I have less than eighteen days to finish House of Cabal Volume Two: Estate. On March 5th, I need to send it to my copy editor. She will get it back to me around the 11th and then I’ll look through her edits, finalize the text, and publish on Smashwords and Amazon.
I’ve been working on the final draft all day. Earlier in the week, I was using the Find function to search through the text and look at sentences and word use in isolation, but today I’m reading through the whole book, seeing everything in context, and making corrections as necessary. I’ll have a better idea about if I have any weak sections after this pass.
Time is running short, so I’m also searching for any plot holes or logical inconsistencies.
Example: I describe large cedar trees on the House of Cabal estate. The estate was supposedly constructed fifteen years ago. Were the trees on the site before the construction, which is highly unlikely, or is there another explanation for their rapid growth? I hadn’t thought of this before today. I could address the cedar trees in the plot or remove them from the description.
I need to consider every detail before it goes to the copy editor. If I try to fix these types of problems after I get it back, I’ll introduce new errors I hired my copy editor to catch.
In other news, my horror novel The Forgiving is on sale for $0.99 at Amazon HERE.
Super Bowl Sunday I stayed mostly at my desk all day. For quite a few hours I wasted time on Twitter. I finally got to writing around the time of the halftime show. I accomplished quite a bit the rest of the day, probably eight hours of writing out of the fourteen I was trying to write, but my confidence in my book is wavering.
This dark moment of the soul, when you think the feat is impossible because you seemed to have tried everything, is a natural stage when you are getting close to accomplishing a tough goal.
You put a lot of work into a section and it just doesn’t work and you fear it never will. Sometimes it needs to be cut or rearrange, but if you have done all the work, and you’ve fixed all the big problems, the writing still might be in a form that seems awful to you.
This is usually right before it gets good.
When you are in that dark cave, you have to keep going.
It’s an odd thing that happens, reaching the light. I’ll work on a chapter and work on it, and it will spring to life unexpectedly. I can often feel the shift like it’s a bit of magic.
This has not yet happened with the problem section, a talky bit around chapter seven. But I have faith. I’ll get through the dark cave and reach the other side if I keep at it. It’s just the nature of the work.
Current draft status: The first six chapters are mostly finished. I’m still working on the hard copy of eight and nine.
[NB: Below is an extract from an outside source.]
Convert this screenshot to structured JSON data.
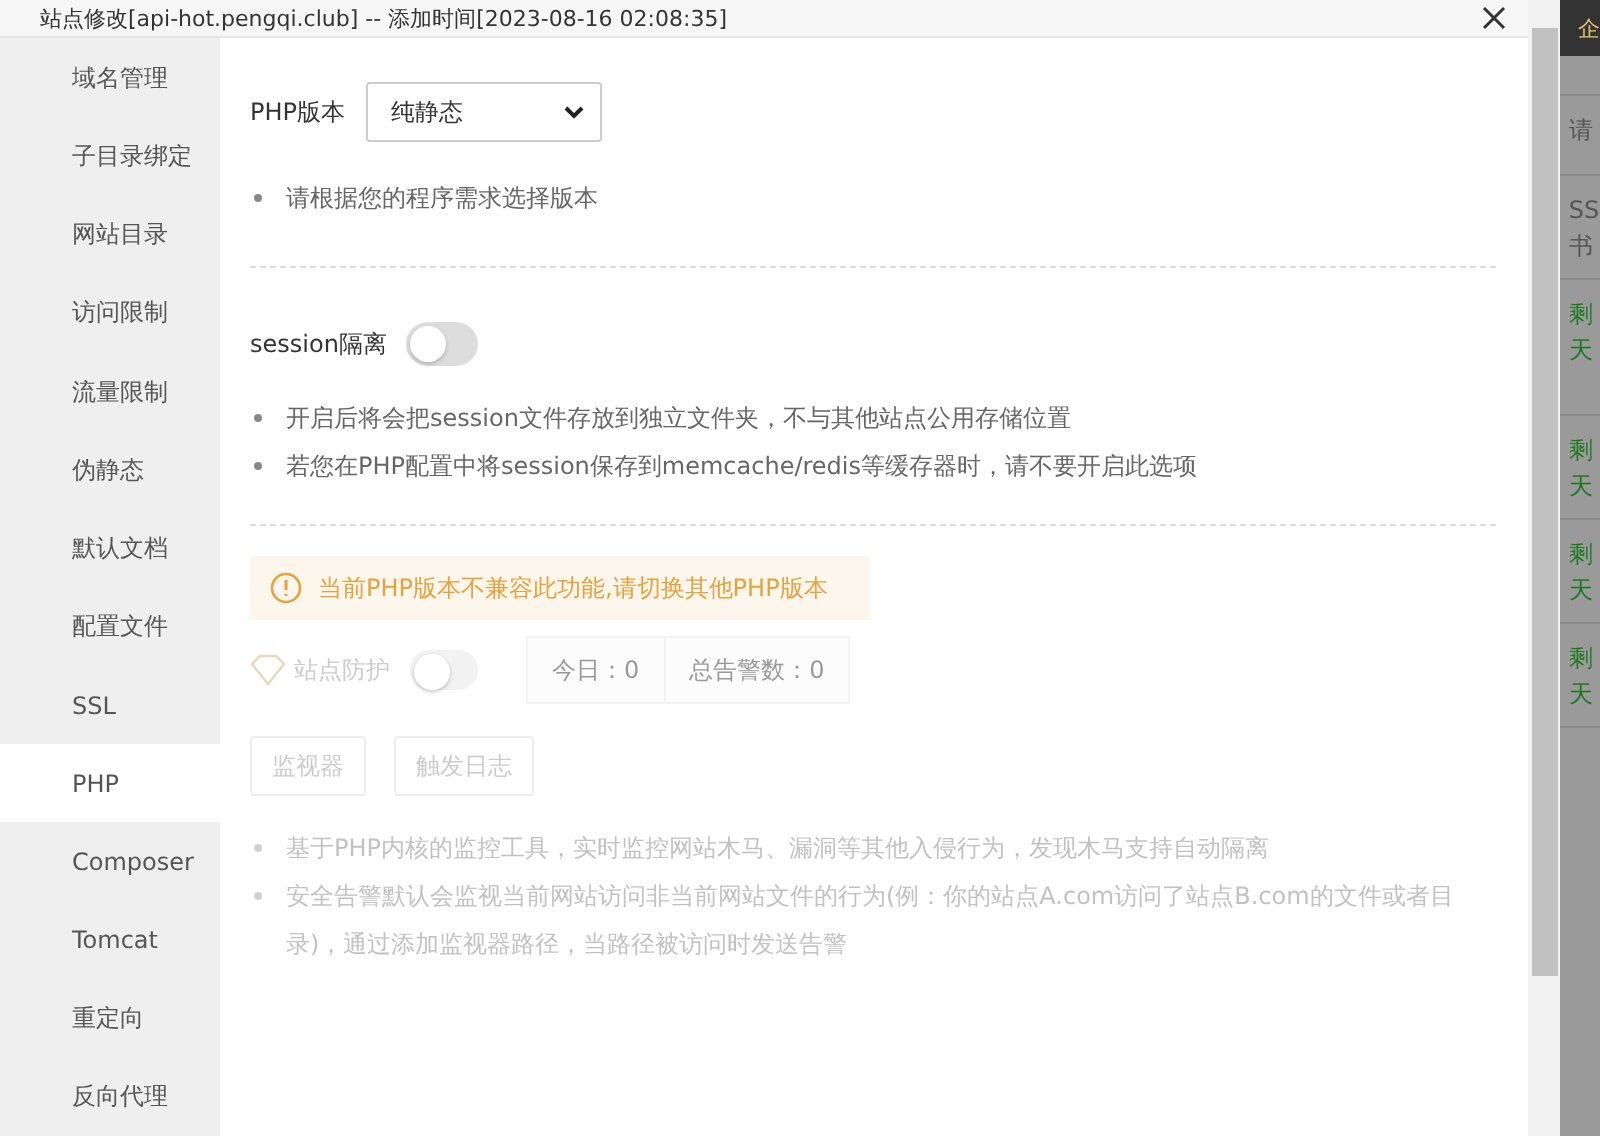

I’ll try my hardest to finish the draft on day nine, Tuesday, but I worry I still have too much left to do.
I print out my work when I’m feeling stuck, which happens when I can’t see something with fresh eyes anymore.
I take a red pen to the warm, freshly printed copy, and I add what I think the chapter needs. I cut things too and make corrections and draw long arrows to move stuff around, but mostly I add dialogue and description to the places that feel a little thin. I make these additions without restraint or too much thought. If the pages don’t seem to have enough red, I might take a second read through. I’m not perfecting the piece with these additions, I just need more words to play with, more clay to mold.
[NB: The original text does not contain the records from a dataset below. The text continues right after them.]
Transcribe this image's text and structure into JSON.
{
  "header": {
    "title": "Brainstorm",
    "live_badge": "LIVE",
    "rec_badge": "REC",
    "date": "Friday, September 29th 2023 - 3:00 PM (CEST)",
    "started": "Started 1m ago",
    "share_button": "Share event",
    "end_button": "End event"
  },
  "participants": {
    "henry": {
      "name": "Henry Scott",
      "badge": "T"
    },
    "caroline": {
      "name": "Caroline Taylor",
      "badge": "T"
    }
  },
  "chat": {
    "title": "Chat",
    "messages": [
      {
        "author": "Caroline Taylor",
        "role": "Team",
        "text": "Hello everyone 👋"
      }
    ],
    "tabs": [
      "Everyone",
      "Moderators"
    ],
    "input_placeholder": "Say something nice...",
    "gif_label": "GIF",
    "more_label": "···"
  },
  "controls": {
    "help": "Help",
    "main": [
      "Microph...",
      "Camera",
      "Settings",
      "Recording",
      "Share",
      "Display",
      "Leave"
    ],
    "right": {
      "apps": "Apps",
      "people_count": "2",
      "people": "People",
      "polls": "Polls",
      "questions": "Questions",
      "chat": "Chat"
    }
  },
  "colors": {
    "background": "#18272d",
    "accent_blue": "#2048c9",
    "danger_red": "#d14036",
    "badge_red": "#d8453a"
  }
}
After the thin places are filled with red, I listen to some music while adding all the red onto the computer copy. It takes some time. Some of my notes say things like “Fix!” with a paragraph circled or “Add More Here” with an arrow.
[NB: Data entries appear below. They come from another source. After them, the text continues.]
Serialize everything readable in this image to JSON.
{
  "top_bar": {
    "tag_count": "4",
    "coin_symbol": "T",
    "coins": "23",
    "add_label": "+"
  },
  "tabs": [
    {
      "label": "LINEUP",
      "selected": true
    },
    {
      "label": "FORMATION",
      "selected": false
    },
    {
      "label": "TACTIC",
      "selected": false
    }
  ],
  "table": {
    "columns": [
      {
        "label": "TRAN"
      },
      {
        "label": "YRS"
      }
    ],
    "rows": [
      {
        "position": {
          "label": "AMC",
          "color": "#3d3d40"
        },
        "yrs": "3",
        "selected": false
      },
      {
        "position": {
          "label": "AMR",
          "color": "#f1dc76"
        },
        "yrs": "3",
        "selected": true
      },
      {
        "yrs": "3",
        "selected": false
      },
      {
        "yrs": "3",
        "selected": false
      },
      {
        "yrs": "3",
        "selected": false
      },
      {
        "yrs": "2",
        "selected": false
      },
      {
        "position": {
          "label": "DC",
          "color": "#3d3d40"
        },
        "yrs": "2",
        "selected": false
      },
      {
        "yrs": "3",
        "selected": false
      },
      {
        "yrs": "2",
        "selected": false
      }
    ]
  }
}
When I read it again with all the red added, the work feels fresh again and I can keep editing on the computer and rework it until it sings, or until it feels dead and I have to print it out again.
Current draft status: The first five chapters are mostly finished. I printed out chapters six through nine and I’m still working on the hard copy.
Reminder: House of Cabal Volume One: Eden is FREE on Smashwords for a limited time!
Writing doesn’t just happen while you’re typing or scribbling down words. In the haze of waking, I thought about my book this morning and what it needed and came up with some ideas.
Volume two of House of Cabal poses a lot of questions. While it’s still early on in the series, it needs to offer up a few more answers to be satisfying. I figured out what some of those revelations should be. These early answers will hopefully set up a better payoff for volume three.
Taking a moment to think about what you need to accomplish can be a huge help to preventing you from spinning your wheels when you get absorbed by the words and sentences. It’s amazing how much you can write without taking a moment to take in the bigger picture.
Current draft status: The first five chapters are mostly finished, chapter six is now in okay shape, and I’ve rearranged some events in chapter eight and nine.
Take naps as needed.
It’s better to take a rest break than to keep struggling when your mind has stopped working. I’ve found I’m sharp in the morning and by mid-afternoon, around two, I become useless.
That’s when I go for a walk, read a book, and eat lunch. Then I test if I’m up for writing again. Often I’m not. I do other things until I’m tired and then try to sleep a while. Once I’m awake again, I’m often good to write for a night session, another few hours until I’m sleepy again.
This is obviously different for everyone. Rest and writing times are something you have to experiment with to find something that works for you.
Current draft status: The first four chapters are mostly finished, chapter five is now in good shape, and I’ve already started on chapter six.
January was a great way to kick off the year. I published House of Cabal Volume One: Eden.
This book has been a long time coming. I started writing it fifteen years ago. It grew into an idea that I knew was bigger than one book and more importantly, an idea I wasn’t skilled enough to write at the time.
So I went to college, and I wrote other things: three screenplays, a horror novel The Forgiving, rough drafts of a few other novels. Now I’ve circled back to House of Cabal in earnest, now that I can do it justice.
All that time it wasn’t dormant. I worked on it, trying different permutations, but none of them felt good enough until now. It took me about twenty years of writing to get good enough so that House of Cabal Volume One: Eden could be good enough to publish. It’s not perfect, far from it, but it fulfills the promise of my idea and conveys it to the reader.
And that’s all I really want.
What does “Self Write” mean? Self Write simply means to use the self to write. While the idea is simple, there is nothing simple about the self. The self is a wellspring of creativity and insight, but it can often get obscured when you try to write something down.
You can often get locked into writing what you think other people would say. Don’t you want to sound like your favorite author? Or worse, your mind will just volunteer what you’ve heard before. Or you can be inhibited by all the things you were advised not to say. Some of this advice is useful. Most is nonsense.
The self is made up of all those ideas you’ve come into contact with over time, so it makes sense these creativity blocks would happen when you try to write something new, but you are also more than those things. You are a synthesis.
The self is more than a repetition of other selves. The self is a response, a sometimes subtle evolution of countless ideas and thoughts that helped inform your perspective. Just as you are a response to the world around you, when you Self Write, what you write contributes to an ongoing conversation.
Being yourself is the only way to synthesize information and create something new. Only this way can you be an evolution of what came before. That is what it means to Self Write.